In the summer, recreation opportunities in the Cline Buttes area include hiking, horseback riding, mountain biking, bird watching, and scenic viewing. There are separate mountain trails for hikers, mountain bikes, and horseback riding. During the winter, the area is usually available for some recreation activities since snow accumulation on and around the mountain is not abundant in most years.

The Cline Buttes are particularly well known for their mountain bike trails. Several of the bike trails are narrow single-track paths that follow the slope around the buttes to vista points. There are also two downhill trails that start at the top of the highest peak. These are extremely challenging routes with very steep rocky sections and are recommended for expert bikers only. Many of the lower trails are narrow with occasional downhill jumps, suitable for bikers with intermediate-level skills. In 2026, 11-plus miles of new trails were added on the buttes and adjacent areas, including beginner trails and trails re-routed to avoid private land and sensitive conservation land.

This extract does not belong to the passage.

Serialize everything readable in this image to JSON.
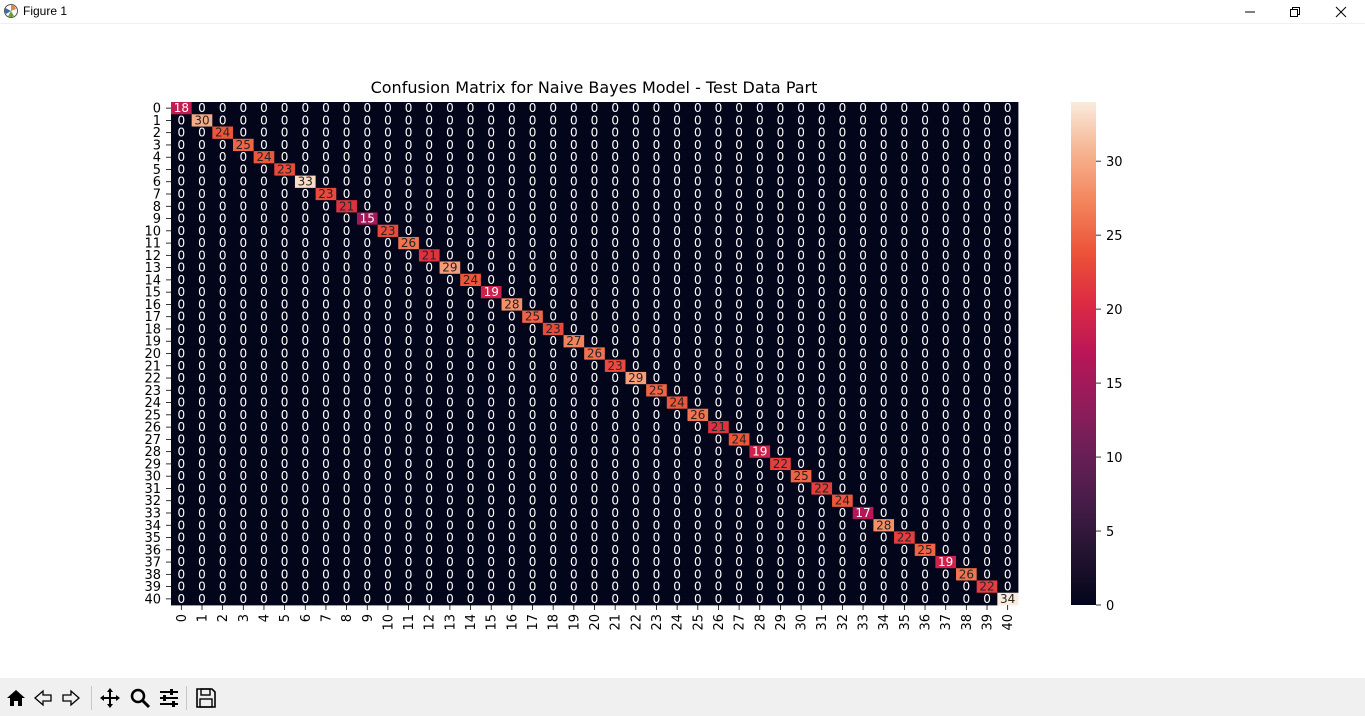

From the summit of the Cline Buttes, visitors have an excellent view of Cascade peaks to the west as well as the high desert country of Deschutes and Crook counties to the east. Visitors can see as far north as Mount Hood and as far south as Mount Bachelor from the Cline Buttes' highest summit. To the west are the central peaks of the Cascade Range, dominated by the Three Sisters. To the northeast lies Smith Rock State Park, and farther to the east are the Powell Buttes and the Ochoco Mountains. From the summit, the views to the south and southeast are of the lower sections of the Cline Buttes Recreation Area located on the Matson Plateau west of the Deschutes River with Pilot Butte and Paulina Peak in the distance.